Aku mendengus pelan, memalingkan wajahku darinya.
"Mengabaikan pihak pertama dan lebih tertarik pada obyek lain, sepertinya termasuk dalam menyalahi perjanjian itu," sindirnya ketika aku bertahan untuk memilih mengabaikannya.
Kalau saja mobil yang kutumpangi ini tidak sedang melaju kencang, ingin rasanya aku melompat keluar agar tidak berada di satu ruang yang sama dengannya!
Dominic menggeser duduknya ke tengah. Tangannya menarik pinggangku dengan kuat, hingga mau tidak mau aku bergeser menempel padanya.
"Nah, begini lebih baik," gumamnya tanpa melepaskan gamitannya.
"Kita sedang di mobil, Mr. Maxleon. Apa kata supir anda kalau ia melihat ini," bisikku menekan kekesalan atas sikap seenak perut Dominic.
"Kamu memerlukan privasi, Baby?" ia balas berbisik, mendekatkan bibirnya ke telingaku. Tangannya meraba tombol di pintu dekatnya dan kaca gelap perlahan naik membuat sekat antara ruang kemudi dan penumpang. Suhu di sekelilingku terasa meningkat perlahan.
"Ti-dak. Turunkan penyekatnya. A-aku uhm... saya perlu... eh-"
"Aku perlu denganmu, Freyssa Baby," ia makin merapat. Kepalanya miring dan mendekatiku. Bibirnya meraup bibirku dan melumatnya tanpa memberiku kesempatan menolak atau protes.
Gerakan bibirnya yang lembut mempengaruhi kewarasanku. Tanpa sadar aku melenguh pelan, mencengkeram krah jas-nya. Bibirku mengkhianati dengan bergerak membalas ciumannya. Tangannya yang berada di pinggulku meremas lembut, sedangkan sebelahnya lagi mengusap pahaku, menyusur naik menangkup dadaku, memberi pijatan lembut dan menggoda.
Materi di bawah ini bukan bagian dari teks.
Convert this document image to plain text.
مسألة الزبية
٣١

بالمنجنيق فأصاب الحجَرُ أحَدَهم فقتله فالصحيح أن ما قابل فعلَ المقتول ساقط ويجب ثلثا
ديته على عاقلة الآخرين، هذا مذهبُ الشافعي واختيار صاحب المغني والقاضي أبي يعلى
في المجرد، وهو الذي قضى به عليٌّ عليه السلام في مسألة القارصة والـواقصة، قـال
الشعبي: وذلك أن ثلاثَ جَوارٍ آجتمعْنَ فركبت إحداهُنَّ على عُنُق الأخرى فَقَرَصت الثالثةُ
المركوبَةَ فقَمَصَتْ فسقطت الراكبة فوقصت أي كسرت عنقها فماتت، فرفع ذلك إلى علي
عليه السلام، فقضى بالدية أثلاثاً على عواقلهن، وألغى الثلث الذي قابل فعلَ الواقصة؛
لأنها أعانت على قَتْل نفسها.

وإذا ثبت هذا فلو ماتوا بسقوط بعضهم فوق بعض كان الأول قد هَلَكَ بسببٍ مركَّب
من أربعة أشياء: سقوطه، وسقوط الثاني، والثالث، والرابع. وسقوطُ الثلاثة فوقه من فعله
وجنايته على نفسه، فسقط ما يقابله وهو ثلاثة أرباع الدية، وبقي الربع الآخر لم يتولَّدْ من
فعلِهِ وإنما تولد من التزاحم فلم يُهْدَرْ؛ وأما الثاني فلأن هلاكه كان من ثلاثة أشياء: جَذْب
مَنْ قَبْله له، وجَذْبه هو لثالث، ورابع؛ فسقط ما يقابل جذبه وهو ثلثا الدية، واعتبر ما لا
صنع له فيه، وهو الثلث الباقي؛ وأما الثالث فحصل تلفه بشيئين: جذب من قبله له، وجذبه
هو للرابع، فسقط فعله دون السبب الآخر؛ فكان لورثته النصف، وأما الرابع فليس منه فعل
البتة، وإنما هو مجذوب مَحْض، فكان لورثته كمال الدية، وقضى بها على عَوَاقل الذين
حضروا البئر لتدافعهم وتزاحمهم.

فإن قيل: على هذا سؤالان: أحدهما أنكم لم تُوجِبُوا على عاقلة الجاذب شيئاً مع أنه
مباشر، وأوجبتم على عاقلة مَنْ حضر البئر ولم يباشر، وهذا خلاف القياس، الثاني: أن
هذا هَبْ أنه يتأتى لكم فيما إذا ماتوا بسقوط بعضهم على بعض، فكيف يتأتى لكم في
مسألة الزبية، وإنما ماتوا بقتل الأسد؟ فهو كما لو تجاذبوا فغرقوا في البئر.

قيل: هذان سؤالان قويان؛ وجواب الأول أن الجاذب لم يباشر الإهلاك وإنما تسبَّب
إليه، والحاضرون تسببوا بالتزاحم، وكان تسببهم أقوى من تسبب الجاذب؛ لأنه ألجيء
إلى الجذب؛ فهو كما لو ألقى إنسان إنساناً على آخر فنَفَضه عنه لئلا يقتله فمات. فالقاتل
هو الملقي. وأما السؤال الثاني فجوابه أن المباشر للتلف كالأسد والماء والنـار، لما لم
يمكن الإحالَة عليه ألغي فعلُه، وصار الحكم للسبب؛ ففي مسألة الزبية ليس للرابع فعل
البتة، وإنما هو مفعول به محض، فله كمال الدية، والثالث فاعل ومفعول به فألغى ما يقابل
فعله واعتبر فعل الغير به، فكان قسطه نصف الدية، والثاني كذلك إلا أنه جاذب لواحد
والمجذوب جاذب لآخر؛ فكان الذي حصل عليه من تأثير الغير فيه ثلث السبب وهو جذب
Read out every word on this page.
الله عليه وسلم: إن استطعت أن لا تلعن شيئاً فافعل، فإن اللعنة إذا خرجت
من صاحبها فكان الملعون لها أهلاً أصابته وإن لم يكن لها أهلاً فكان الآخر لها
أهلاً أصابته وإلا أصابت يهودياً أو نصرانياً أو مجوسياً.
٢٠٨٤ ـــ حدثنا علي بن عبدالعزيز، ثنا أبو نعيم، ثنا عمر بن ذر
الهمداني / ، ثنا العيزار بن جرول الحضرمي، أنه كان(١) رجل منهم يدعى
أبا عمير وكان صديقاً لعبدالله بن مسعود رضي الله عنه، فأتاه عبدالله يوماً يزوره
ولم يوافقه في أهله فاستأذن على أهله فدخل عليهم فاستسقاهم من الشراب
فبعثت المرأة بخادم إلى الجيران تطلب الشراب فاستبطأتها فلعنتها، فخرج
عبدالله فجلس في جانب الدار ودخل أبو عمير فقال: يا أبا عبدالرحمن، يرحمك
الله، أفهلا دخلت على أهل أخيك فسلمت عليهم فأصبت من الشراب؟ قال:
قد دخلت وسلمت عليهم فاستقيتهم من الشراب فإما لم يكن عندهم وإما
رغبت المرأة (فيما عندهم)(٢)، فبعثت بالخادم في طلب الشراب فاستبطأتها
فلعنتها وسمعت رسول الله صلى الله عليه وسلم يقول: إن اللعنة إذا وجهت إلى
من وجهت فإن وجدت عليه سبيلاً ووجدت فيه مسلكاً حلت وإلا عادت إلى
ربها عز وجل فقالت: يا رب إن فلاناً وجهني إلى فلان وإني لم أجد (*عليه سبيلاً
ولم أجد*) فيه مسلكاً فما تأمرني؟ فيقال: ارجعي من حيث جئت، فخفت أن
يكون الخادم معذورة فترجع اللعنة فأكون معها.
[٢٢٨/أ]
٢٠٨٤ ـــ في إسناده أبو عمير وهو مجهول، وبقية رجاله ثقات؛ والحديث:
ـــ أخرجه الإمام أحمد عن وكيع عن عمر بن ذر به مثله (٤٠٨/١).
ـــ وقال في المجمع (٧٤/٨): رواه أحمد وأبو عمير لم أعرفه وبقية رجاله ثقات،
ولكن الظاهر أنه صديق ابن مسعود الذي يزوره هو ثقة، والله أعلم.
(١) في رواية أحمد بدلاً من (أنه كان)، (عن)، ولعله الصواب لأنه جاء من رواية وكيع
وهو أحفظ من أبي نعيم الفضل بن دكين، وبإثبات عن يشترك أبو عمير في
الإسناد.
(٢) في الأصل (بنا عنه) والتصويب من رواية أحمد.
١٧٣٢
Mataku terpejam menikmati sentuhannya. Aku semakin melayang hingga suara Bima menginterupsi melalui interkom, bahwa kami sudah sampai di bandara.
.
.
🌷🌷🌷
.
.
Aku menunduk mengikuti langkah Dominic sambil merutuki diri. Bagaimana bisa aku terhanyut begitu mudah oleh sentuhan Dominic. Betapa malunya aku ketika menyadari bibirku pasti bengkak karena kebasnya sangat terasa.
"Kenapa berjalan di belakangku?" gerutu Dominic menarik tanganku, men-sejajarkan langkahku dengannya.
Aku pikir lebih baik aku diam dan menurut. Daripada aku tersesat karena tiket penerbanganku ada pada Dominic sehingga aku tidak tau harus masuk gate berapa.
Ia memberikan tiketnya ke petugas bandara. Penerbangan kelas bisnis ini baru pertama kalinya untukku. Jika bukan ikut dalam perjalanan bisnis Dominic, aku pasti tidak akan pernah merasakan betapa nyamannya duduk di kelas bisnis.
Seorang pramugari tampak melayani Dominic dengan senyum manis.
Aku mendengus pelan. Laki-laki di manapun sama saja. Dominic tentu senang mendapat pelayanan super manis dari pramugari itu!
Diam-diam aku mengalihkan pandanganku ke arah jendela dan memejamkan mata. Aku teringat pesan dari Andrew sebelum Nadia mengirimkan pesannya. Laki-laki itu meminta bertemu. Entah apa yang akan dibicarakannya, yang pasti aku enggan menemuinya. Untuk apa lagi bertemu? Hanya akan membuka luka lama.
KAMU SEDANG MEMBACA
In My Boss Arms
RomanceGak suka? Jangan baca! Khusus yang sudah berusia 21 keatas. Dilarang ngeyel, protes ataupun melakukan demo. Seperti biasa, cerita ini bukan untuk konsumsi anak-anak atau orang dewasa yang belum matang pemikiran dan diragukan kebijakannya dalam memba...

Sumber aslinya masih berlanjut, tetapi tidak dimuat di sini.